Take Us Home: Leeds United (2019)
For football fanatics, the story of Take Us Home: Leeds United is self-explanatory. The six-part docu-series, produced by Amazon Prime Video, is the story of Leeds United’s resurgence to the Premier League, after close to two decades of absence. The narration by Russel Crowe adds gravitas, while the theme music – Damaged Goods by English post-punk band Gang of Four – feels spot on to describe the chaos that rule the club before Marcelo Bielsa’s arrival in 2018/19.
Free Solo (2018)
American climber Alex Honnold is the protagonist of this Academy Award-winning Free Solo, directed by Elizabeth Chai Vasarhelyi and Jimmy Chin. The documentary follows Honnold as he successfully attempts the herculean feat of climbing El Capitan – the unchartered peak of Yosemite Valley – without rope, harness, or any kind of safety equipment.
Diego Maradona (2019)
Five years before Diego Maradona breathed his last, Asif Kapadia came up with a brilliant portrait of arguably the most complex footballer to grace the game. The documentary relies on archival footage, dating back as far as the early 1980s. Kapadia’s take on Maradona is honest and mesmerizing, which not only restricts the man to just on-field records, but also places him at the center of the wider culture in Italy, predominantly the north-south divide, the class war, and the increasing globalization of the football world.

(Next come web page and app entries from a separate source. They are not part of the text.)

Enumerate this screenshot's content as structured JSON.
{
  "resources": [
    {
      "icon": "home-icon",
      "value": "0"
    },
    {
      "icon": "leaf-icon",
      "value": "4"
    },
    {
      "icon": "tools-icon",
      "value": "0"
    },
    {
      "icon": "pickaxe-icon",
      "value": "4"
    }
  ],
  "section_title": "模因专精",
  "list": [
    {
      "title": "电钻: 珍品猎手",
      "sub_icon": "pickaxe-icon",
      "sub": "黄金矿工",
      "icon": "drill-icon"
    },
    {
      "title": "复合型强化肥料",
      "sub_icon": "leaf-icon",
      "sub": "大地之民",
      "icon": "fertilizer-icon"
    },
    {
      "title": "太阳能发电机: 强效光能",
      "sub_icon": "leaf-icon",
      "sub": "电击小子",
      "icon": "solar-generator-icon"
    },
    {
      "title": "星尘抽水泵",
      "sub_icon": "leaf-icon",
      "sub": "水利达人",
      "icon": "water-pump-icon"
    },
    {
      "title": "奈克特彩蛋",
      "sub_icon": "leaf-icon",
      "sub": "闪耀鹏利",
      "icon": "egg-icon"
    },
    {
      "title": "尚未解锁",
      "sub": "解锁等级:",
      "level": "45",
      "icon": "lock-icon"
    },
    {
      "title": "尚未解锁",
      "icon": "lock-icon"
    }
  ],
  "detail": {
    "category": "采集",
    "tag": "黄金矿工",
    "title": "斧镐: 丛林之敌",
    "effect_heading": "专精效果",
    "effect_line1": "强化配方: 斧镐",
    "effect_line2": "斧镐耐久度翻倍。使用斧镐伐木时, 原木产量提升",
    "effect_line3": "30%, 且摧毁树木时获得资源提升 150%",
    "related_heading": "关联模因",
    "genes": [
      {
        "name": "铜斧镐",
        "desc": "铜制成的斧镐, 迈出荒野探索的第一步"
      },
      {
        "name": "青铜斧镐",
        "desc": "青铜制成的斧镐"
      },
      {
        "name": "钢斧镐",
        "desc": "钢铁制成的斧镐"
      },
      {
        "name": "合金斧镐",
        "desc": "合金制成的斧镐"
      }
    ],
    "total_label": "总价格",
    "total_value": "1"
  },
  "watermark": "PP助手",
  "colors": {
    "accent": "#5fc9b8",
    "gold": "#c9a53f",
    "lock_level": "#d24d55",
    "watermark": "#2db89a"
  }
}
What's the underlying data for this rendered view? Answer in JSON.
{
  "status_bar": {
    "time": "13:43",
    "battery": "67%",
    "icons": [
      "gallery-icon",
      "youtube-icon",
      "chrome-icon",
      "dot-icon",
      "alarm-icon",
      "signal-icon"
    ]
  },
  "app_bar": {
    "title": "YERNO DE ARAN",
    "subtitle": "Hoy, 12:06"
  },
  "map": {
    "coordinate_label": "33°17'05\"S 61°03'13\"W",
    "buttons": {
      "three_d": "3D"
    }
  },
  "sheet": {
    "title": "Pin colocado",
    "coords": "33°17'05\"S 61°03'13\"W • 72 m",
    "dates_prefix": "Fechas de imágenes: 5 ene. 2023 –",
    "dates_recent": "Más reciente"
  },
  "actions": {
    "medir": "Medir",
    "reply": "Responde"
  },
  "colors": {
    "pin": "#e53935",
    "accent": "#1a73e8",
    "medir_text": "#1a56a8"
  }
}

The Test: A New Era for Australia’s Team
Many call The Test: A New Era for Australia’s Team a much-needed intervention from Cricket Australia to cleanse their image after the disastrous ball-tampering scandal, that involved two of their most high-profile player – Steven Smith and David Warner. The documentary is featured around the 2019 Ashes, where both Warner and Smith returned back to action after a two-year hiatus.